新型マザーシップについては、旧型縮退炉を外してウルデモン型縮退炉に交換。余裕ができたペイロードに防御装備と追加兵装を搭載させ、慣性制御装置の搭載により数キロの巨体で未確認飛行物体のような機動を可能にできる。
もし重頭脳級に人間のような感性があって、今交わされる会話を理解して聞いていたなら、ふざけるなと叫んで暴れまわる酷い内容である。

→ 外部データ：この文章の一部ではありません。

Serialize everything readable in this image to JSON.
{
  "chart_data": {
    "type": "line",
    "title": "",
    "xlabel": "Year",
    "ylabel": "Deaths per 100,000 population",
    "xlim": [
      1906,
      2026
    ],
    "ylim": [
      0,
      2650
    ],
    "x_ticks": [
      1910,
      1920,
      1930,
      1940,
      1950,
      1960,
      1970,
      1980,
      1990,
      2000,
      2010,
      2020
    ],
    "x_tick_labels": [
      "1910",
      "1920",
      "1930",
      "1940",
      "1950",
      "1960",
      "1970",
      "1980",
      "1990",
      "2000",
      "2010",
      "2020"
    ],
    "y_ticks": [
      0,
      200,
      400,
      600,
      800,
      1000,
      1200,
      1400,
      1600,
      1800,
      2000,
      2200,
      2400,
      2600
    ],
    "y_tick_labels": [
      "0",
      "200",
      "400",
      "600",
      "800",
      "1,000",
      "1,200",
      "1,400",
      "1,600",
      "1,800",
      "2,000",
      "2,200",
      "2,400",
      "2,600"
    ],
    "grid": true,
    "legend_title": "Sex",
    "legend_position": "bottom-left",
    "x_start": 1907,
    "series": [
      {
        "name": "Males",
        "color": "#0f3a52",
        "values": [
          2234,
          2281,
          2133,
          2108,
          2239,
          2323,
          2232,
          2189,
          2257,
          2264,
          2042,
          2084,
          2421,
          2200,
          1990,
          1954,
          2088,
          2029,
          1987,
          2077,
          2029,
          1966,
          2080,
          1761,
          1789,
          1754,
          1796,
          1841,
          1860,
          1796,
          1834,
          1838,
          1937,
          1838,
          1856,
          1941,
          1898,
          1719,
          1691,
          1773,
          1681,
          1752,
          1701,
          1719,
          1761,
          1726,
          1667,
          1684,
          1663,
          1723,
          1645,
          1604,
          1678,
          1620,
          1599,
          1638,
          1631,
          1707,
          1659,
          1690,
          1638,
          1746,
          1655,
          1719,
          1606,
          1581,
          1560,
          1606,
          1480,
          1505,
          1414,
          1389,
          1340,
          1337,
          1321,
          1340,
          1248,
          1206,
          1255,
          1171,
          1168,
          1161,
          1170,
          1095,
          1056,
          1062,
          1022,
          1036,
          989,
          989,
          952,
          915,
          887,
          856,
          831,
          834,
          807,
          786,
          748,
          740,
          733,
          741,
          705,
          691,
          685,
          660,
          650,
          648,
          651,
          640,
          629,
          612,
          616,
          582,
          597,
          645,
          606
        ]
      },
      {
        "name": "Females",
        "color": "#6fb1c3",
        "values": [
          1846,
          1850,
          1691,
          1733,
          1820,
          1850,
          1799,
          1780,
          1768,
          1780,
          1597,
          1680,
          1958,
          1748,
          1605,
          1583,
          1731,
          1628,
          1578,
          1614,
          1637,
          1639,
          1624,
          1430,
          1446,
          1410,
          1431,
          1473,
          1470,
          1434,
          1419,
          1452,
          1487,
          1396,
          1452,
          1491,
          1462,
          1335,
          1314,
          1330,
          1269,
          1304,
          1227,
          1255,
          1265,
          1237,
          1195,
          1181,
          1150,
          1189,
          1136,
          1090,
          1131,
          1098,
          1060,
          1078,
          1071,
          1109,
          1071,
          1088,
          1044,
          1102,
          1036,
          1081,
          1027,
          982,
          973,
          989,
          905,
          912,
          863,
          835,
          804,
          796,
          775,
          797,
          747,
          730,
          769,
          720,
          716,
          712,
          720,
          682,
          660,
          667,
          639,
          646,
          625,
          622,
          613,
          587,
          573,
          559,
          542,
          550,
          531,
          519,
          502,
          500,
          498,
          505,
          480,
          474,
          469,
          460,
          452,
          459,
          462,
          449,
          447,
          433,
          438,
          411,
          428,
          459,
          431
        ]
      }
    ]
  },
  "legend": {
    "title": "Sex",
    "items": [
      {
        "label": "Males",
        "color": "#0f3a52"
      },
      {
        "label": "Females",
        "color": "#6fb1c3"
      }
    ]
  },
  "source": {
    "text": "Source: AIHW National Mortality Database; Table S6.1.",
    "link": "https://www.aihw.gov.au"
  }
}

「サハラ砂漠地下、太古の河川跡の地下に現在はドックを増築中です。緑地化が目眩ましになっていればいいのですが」
「母艦級の追跡は?」
「滞りなく。強固な岩盤では迂回するケースも多いようですね。地上に出現次第、駆除しております」
「近似次元の封鎖は?」
「完了です。時折確認されていた干渉波は遮断されました。高次素材の消費量は28%、予定より多く消費しましたので、ドックにて生産を開始しました」
BETAについて、物理科学では認識困難な領域から次元干渉能力の疑いがあり、トール達は手持ちの高次素材で中規模の「対象:1ワールド」の空間防護フィールドを形成した。魔法のエキスパート達からすれば拙い出来だろうそれは、トールの想定では地球圏、実際は現次元を対象に外部からの干渉を遮断する。
奇しくも、完成と発動は運命の少年少女が意識を覚醒して程なくと言った時期だった。